The Vast Acquisition That Changed Everything
In February 2023, Vast — founded by cryptocurrency pioneer Jed McCaleb with the goal of building commercial space stations with artificial gravity — acquired Launcher. Haot joined as president, bringing his 40-person team into Vast’s 80-person operation. The combined company set up in a new 115,000-square-foot headquarters in Long Beach.
Within months, McCaleb handed Haot the CEO title. The logic was clear: McCaleb had the vision and the capital — he has committed over $1 billion of his personal fortune — but Haot had the operational instinct of someone who had built and shipped products four times over. Vast needed a builder, not a visionary. It got both.
”If we don’t win the NASA contract, we don’t think we can even exist. It’s a matter of survival.” — Max Haot
$500 Million, 1,000 Engineers, and a Station in Orbit
The pace since then has been relentless. Vast completed structural testing on Haven-1 in late 2025 and launched Haven Demo — a pathfinder mission that made Vast the only commercial space station company to fly and operate its own spacecraft. In March 2026, the company closed $500 million in new funding from investors including the Qatar Investment Authority, Nikon, Mitsui, and McCaleb himself. The team has grown past 1,000 people.
Haven-1 is designed to host up to four crew members for missions lasting at least 10 days, with up to four crewed visits over its three-year lifespan. In December 2024, Vast announced a deal with SpaceX to launch two crewed missions to the ISS — a strategic move to build operational credibility before NASA selects its Commercial LEO Destinations partners.

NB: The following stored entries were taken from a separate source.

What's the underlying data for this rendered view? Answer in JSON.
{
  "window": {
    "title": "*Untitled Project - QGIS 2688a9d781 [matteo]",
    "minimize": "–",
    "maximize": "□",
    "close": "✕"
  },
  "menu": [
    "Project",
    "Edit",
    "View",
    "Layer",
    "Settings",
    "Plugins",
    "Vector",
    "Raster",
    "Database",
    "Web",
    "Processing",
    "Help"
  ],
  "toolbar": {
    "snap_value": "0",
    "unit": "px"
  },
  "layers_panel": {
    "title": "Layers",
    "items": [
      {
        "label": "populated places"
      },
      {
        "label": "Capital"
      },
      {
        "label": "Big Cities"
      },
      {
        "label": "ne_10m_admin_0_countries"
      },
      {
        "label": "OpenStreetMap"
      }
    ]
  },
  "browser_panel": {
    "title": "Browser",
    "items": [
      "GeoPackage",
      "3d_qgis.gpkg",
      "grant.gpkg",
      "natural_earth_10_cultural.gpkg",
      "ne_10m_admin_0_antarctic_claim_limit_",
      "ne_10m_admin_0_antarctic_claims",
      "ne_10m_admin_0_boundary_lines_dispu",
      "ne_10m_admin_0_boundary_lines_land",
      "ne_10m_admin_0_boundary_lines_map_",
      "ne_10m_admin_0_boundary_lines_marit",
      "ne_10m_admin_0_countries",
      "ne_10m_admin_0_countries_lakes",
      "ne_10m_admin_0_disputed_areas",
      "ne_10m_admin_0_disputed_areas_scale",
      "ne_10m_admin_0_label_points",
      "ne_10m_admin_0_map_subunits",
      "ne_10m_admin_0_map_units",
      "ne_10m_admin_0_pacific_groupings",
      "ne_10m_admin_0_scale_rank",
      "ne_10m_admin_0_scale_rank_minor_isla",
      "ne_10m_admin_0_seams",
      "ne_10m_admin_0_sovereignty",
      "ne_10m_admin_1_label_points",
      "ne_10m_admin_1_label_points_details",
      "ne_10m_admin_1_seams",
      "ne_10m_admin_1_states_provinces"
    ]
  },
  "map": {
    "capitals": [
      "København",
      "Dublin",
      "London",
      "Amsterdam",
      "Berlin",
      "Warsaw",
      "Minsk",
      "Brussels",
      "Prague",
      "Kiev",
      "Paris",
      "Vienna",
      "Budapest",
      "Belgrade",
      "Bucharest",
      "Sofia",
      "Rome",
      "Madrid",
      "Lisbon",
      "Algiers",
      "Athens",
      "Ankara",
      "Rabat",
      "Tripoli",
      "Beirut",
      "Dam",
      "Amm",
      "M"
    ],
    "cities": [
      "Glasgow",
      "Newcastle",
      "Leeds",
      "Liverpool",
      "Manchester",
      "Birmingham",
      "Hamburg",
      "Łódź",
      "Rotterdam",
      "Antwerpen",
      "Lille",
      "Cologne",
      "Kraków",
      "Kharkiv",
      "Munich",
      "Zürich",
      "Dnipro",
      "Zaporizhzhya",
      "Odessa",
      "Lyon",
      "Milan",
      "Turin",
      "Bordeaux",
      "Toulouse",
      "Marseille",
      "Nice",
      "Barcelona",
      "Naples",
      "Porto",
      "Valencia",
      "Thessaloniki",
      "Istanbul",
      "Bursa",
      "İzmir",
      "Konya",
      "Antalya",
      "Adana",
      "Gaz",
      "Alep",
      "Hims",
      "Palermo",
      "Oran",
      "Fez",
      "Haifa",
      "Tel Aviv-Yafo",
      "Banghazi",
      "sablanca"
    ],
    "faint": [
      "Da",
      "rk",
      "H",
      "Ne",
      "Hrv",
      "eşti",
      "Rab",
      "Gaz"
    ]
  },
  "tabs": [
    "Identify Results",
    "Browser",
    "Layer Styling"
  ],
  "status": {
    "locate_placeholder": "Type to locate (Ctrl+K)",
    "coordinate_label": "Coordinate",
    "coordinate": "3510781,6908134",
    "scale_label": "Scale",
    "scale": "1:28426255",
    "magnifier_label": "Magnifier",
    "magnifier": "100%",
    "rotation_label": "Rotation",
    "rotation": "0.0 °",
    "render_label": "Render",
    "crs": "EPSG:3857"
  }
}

The Man Who Keeps Building
Haot’s career reads like a series of bets that shouldn’t have worked. A Belgian teenager with no degree leading 100 engineers. A live video startup launched before most people had broadband. A Brooklyn rocket company printing engines that aerospace giants said couldn’t be printed. And now, a commercial space station that needs to beat Boeing and Northrop Grumman to a NASA contract worth billions.
The thread connecting all of it is the same instinct: build the thing, ship it, prove it works. Vast’s Haven-2 is already in planning as the proposed successor to the ISS, with components expected to start launching around 2028. The long-term goal — a rotating station with artificial gravity — is a 10-to-20-year project that will require far more capital than even McCaleb’s fortune can provide.
But Haot has never waited for conditions to be perfect. He has always built first and figured out the rest later. The next two years will determine whether that approach works at orbital scale.